Des premières tentatives sont esquissées avec les décharges de service octroyées aux enseignant-es en REP + ou avec la création de postes de maitres surnuméraires, mais le déploiement de ces dispositifs ne concerne qu’une très faible minorité d’école et n’est pas toujours accompagné de manière pédagogique. Il faut aller bien plus loin. L’organisation « un maitre, une classe » doit être revue pour laisser place à la mise en œuvre d’une revendication historique de notre syndicat : « plus de maîtres que de classe » dans l’ensemble des écoles, ce qui permettrait de changer vraiment les pratiques pédagogiques, donnerait du temps aux enseignant-es pour travailler en équipe et se former tout en baissant notre temps de travail. Ce projet est complètement différent du maitre surnuméraire proposé par le Ministère.

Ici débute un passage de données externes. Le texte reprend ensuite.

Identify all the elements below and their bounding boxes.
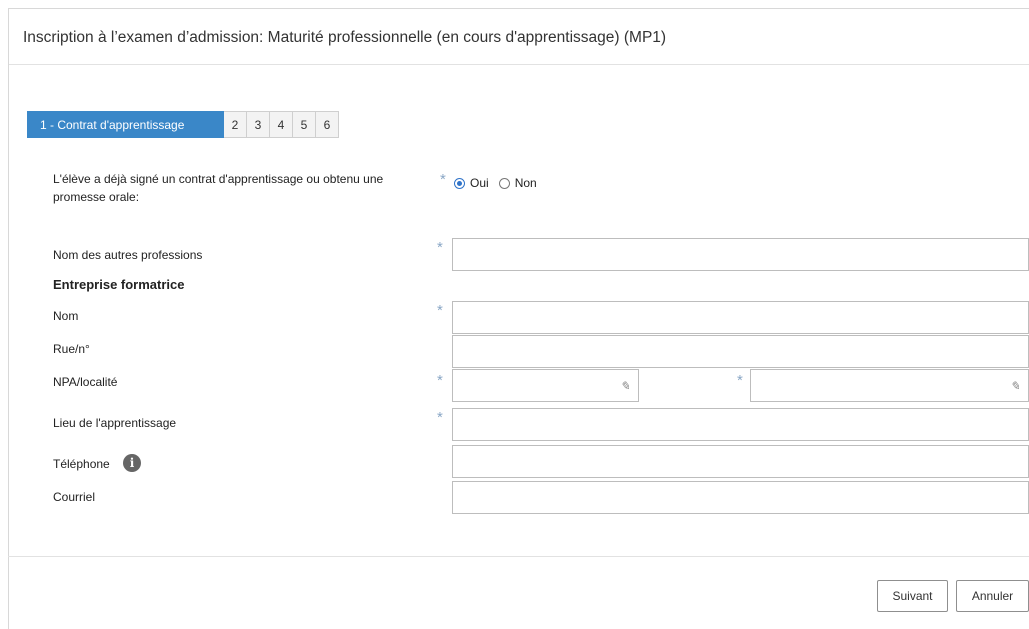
info-icon[interactable]: i: [123, 454, 141, 472]
cancel-button[interactable]: Annuler: [956, 580, 1029, 612]
email-input[interactable]: [453, 482, 1028, 513]
postcode-city-label: NPA/localité: [53, 375, 118, 389]
training-place-input[interactable]: [453, 409, 1028, 440]
name-field[interactable]: [452, 301, 1029, 334]
training-place-field[interactable]: [452, 408, 1029, 441]
dialog-title: Inscription à l’examen d’admission: Matu…: [23, 29, 667, 46]
phone-input[interactable]: [453, 446, 1028, 477]
email-label: Courriel: [53, 490, 96, 504]
radio-non[interactable]: [498, 177, 510, 189]
wizard-step-2[interactable]: 2: [224, 111, 247, 138]
training-place-label: Lieu de l'apprentissage: [53, 416, 177, 430]
wizard-step-5[interactable]: 5: [293, 111, 316, 138]
required-marker: *: [437, 372, 443, 389]
section-company-heading: Entreprise formatrice: [53, 277, 185, 292]
required-marker: *: [437, 239, 443, 256]
required-marker: *: [437, 302, 443, 319]
contract-radio-group: Oui Non: [454, 176, 537, 190]
radio-oui[interactable]: [454, 177, 465, 189]
wizard-step-4[interactable]: 4: [270, 111, 293, 138]
contract-question-label: L'élève a déjà signé un contrat d'appren…: [53, 172, 384, 204]
other-professions-field[interactable]: [452, 238, 1029, 271]
pencil-icon: ✎: [619, 379, 630, 393]
required-marker: *: [440, 171, 446, 188]
wizard-step-3[interactable]: 3: [247, 111, 270, 138]
street-label: Rue/n°: [53, 342, 90, 356]
radio-oui-label[interactable]: Oui: [470, 176, 489, 190]
phone-label: Téléphone: [53, 457, 110, 471]
postcode-input[interactable]: [453, 370, 638, 401]
wizard-step-1[interactable]: 1 - Contrat d'apprentissage: [27, 111, 224, 138]
street-field[interactable]: [452, 335, 1029, 368]
wizard-steps: 1 - Contrat d'apprentissage 2 3 4 5 6: [27, 111, 339, 138]
email-field[interactable]: [452, 481, 1029, 514]
next-button[interactable]: Suivant: [877, 580, 948, 612]
other-professions-label: Nom des autres professions: [53, 248, 203, 262]
city-input[interactable]: [751, 370, 1028, 401]
city-field[interactable]: ✎: [750, 369, 1029, 402]
required-marker: *: [437, 409, 443, 426]
footer-divider: [8, 556, 1029, 557]
name-label: Nom: [53, 309, 79, 323]
dialog-header: Inscription à l’examen d’admission: Matu…: [9, 9, 1029, 65]
name-input[interactable]: [453, 302, 1028, 333]
required-marker: *: [737, 372, 743, 389]
other-professions-input[interactable]: [453, 239, 1028, 270]
pencil-icon: ✎: [1009, 379, 1020, 393]
wizard-step-6[interactable]: 6: [316, 111, 339, 138]
postcode-field[interactable]: ✎: [452, 369, 639, 402]
street-input[interactable]: [453, 336, 1028, 367]
phone-field[interactable]: [452, 445, 1029, 478]
radio-non-label[interactable]: Non: [515, 176, 537, 190]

Enfin, évidemment, la réalisation d’une école émancipatrice ne peut se faire sans transformation de notre société. L’école, seule, ne peut pas tout.

Nos collègues vivent douloureusement l’inefficacité de notre système scolaire face à la reproduction des inégalités sociales. Le SNUipp-FSU porte haut et fort ses revendications aux côtés des personnels. Nous sommes déterminés à ce qu’elles deviennent réalité ! Il est grand temps que le Ministère dépasse les beaux discours et changent vraiment le cours des choses !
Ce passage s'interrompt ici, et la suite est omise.